The BEIS Select Committee Report on Electric Vehicles has today called upon the government to bring the ban on diesel and petrol vehicles forward by eight years to 2032.
However this is at a time when the government has recently announced the removal of the plug-in car grant for plug-in hybrids, and the reduction in the amount of the grant for pure EVs, with little advanced notice – thereby making it more difficult for consumers to make the switch, as well as reducing the incentive for car makers to bring vehicles such as PHEVs to market.
These announcements also come during a period when BEIS has been running a roadshow to promote EVs at four locations around the UK, during ‘Green GB Week’.
It appears that, despite the Prime Minister’s recent Zero Emission Vehicle Summit, the government is not able to demonstrate any coherent, joined-up policy about EVs. Both the industry and consumers need as much certainty as possible to invest in EVs. Is this yet more evidence that all government bandwidth is being taken up by Brexit?, and there’s no capability left to listen to the automotive industry and implement consistent policies towards EVs.
The government is also raising the Benefit in Kind tax on Electric Vehicles from 13% this year to 16% next year – before reducing it to 2% in April 2020. A rise in EV BIK to 16% is yet another policy that is providing an obstacle to increased take-up of EVs, and shows that the Treasury isn’t aligned with the work that OLEV is tasked to do to promote EVs.

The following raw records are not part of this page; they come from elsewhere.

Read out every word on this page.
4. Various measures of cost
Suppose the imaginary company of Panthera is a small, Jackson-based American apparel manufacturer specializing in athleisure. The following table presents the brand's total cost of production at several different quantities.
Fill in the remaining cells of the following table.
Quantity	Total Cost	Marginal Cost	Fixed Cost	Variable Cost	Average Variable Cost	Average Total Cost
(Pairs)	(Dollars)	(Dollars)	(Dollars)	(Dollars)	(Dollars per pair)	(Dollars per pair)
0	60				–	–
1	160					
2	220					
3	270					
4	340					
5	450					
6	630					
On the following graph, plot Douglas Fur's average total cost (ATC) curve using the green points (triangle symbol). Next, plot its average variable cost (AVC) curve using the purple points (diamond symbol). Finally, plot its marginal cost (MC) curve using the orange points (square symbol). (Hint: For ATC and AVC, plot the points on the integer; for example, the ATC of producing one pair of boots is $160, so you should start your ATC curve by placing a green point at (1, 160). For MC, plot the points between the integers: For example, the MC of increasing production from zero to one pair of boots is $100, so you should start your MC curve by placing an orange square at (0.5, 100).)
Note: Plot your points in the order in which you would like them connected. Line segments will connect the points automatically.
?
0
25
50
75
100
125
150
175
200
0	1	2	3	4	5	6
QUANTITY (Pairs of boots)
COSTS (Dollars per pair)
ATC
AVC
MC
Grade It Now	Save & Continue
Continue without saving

This is what Mike Hawes, SMMT Chief Executive has said: “Government’s 2040 ambition was already extremely challenging, so to fast-track that by eight years would be nigh on impossible. We said we need world class infrastructure and world class incentives to have any chance of delivering so the recent cuts to the Plug-in Car Grant and lack of charging facilities – both of which are severely criticised by the Committee – show just how difficult it would be to accelerate this transition.
“Zero emission vehicles make up just 0.6% of the market meaning consumer appetite would have to grow by some 17,000% in just over a decade. This is unrealistic and rejects the evidence put forward by SMMT on behalf of the industry, which is investing billions into these technologies but which recognises consumers need greater confidence and support if they are to buy these vehicles in the numbers we all want.”
BVRLA Chief Executive Gerry Keaney commented:
“The Government’s electric vehicle strategy needs to move from one based on visions to one based on actions. If India, China and Scotland feel able to set a target of banning new petrol and diesel cars and vans by 2032, then the UK should be brave enough to meet that challenge as well.
“As the purchasers of more than 50% of all new vehicles sold in the UK each year, the vehicle rental and leasing industry is more than capable of delivering this transition to zero emission transport – if the government can provide the right supportive environment.
“The Government needs to do a lot more than just boost the roll-out of electric charging points. We need a comprehensive and joined up set of national and local incentives for electric vehicle users, plus a clear roadmap for how they will be taxed.
“At the moment, we have a misguided strategy that is withdrawing incentives and raising taxes for electric vehicles at the exact time we are trying to drive uptake. The coming Budget offers a perfect opportunity for the Government to address these glaring policy gaps. The whole automotive industry is speaking with one voice on this, but no-one in Government appears to be listening.”